Why are you running Symantec Endpoint Protection which is only available to businesses? If this is a business machine then you should be addressing these issues with your IT Department.


----------



## flavallee (May 12, 2002)

Cookiegal said:


> Why are you running Symantec Endpoint Protection which is only available to businesses?


I was wondering about that too.



TheQueenly1 said:


> Tech Support Guy System Info Utility version 1.0.0.2
> OS Version: Microsoft Windows XP Professional, Service Pack 3, 32 bit
> Processor: Intel(R) Pentium(R) Dual CPU E2160 @ 1.80GHz, x86 Family 6 Model 15 Stepping 13
> Processor Count: 2
> ...


It appears to be a Dell Inspiron 530 or Dell Inspiron 530s, so I'm guessing it's a home computer.
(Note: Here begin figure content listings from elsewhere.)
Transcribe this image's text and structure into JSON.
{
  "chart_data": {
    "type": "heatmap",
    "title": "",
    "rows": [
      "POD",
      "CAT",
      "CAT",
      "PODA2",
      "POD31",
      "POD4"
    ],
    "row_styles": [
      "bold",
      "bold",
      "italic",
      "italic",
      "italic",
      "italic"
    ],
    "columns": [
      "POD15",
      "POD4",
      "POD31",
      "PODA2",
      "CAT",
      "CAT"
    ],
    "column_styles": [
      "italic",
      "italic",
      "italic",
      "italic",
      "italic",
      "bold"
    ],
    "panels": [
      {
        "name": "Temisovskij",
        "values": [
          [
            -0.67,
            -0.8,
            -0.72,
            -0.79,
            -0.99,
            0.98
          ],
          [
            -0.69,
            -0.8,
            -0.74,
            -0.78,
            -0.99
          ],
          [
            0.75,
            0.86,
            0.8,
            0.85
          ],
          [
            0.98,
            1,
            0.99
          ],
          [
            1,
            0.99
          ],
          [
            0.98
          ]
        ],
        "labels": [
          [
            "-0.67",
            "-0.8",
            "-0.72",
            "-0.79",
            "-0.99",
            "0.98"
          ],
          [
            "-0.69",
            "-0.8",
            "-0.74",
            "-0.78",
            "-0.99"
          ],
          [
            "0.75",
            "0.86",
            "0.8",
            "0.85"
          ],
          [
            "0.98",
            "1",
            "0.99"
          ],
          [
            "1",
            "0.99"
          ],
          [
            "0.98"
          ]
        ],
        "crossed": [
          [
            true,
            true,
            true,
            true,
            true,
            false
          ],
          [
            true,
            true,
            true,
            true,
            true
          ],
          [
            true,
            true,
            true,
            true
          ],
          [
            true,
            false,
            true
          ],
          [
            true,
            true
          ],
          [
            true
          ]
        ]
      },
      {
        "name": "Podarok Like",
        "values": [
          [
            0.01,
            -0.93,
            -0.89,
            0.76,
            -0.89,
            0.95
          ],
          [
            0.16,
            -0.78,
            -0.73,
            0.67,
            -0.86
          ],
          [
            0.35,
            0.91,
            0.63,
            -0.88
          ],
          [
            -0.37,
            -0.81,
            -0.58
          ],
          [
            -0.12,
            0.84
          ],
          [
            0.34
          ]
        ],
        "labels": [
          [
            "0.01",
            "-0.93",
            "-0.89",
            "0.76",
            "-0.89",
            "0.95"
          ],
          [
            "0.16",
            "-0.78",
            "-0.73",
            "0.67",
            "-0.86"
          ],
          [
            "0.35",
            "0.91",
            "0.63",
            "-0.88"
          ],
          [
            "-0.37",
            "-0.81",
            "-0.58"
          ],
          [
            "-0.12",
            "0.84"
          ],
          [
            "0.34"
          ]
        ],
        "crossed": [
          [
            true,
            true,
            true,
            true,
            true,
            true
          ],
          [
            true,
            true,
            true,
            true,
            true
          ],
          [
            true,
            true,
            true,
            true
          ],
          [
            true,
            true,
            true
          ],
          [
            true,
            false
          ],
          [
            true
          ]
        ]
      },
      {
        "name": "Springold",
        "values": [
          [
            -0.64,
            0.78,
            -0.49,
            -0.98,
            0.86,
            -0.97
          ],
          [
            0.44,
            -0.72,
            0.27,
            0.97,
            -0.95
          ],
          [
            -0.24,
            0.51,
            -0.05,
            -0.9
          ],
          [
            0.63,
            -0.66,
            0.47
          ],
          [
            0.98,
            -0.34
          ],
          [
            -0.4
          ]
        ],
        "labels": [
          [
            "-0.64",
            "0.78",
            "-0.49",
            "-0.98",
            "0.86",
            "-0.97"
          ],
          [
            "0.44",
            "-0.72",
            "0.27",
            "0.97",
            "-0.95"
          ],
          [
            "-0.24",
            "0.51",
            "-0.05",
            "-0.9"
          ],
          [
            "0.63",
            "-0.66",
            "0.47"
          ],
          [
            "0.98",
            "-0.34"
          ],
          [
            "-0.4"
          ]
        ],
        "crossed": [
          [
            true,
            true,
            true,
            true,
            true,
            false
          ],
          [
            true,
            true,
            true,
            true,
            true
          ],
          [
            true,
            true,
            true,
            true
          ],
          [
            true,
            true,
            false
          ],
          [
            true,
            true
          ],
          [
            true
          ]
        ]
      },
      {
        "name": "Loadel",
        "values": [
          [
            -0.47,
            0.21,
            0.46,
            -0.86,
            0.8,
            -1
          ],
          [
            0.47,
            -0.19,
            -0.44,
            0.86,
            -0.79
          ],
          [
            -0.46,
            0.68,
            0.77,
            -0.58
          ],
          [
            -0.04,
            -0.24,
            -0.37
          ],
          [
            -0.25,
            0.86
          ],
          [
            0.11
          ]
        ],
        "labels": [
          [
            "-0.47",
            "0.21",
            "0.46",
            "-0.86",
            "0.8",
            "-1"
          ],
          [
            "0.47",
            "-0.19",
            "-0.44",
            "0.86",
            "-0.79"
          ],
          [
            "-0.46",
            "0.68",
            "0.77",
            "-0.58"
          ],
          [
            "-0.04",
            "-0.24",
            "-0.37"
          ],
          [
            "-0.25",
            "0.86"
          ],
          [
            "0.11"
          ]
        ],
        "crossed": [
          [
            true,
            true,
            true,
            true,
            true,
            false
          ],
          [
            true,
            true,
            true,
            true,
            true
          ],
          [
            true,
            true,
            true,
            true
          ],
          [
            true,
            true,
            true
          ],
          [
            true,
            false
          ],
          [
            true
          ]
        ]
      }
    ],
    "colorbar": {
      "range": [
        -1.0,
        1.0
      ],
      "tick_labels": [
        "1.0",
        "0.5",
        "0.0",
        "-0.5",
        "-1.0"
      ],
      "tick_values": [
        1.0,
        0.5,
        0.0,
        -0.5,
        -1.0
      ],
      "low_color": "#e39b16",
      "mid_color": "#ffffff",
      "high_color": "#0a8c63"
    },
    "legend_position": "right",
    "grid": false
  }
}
---------------------------------------------------------


----------



## chetan_savade (Apr 22, 2013)

Content deleted - unverified/unauthorized representation from a company.


----------



## TheQueenly1 (Jul 23, 2012)

To Everyone, especially Captainron276: Sorry it took me so long to get back to this thread. Symantec reappeared as inexplicably as the icon disappeared, and it has been properly updated and seems to be in fine working order now. I thank all those here who tried to help me. Sincerely, TheQueenly1


----------



## captainron276 (Sep 11, 2010)

Your welcome


----------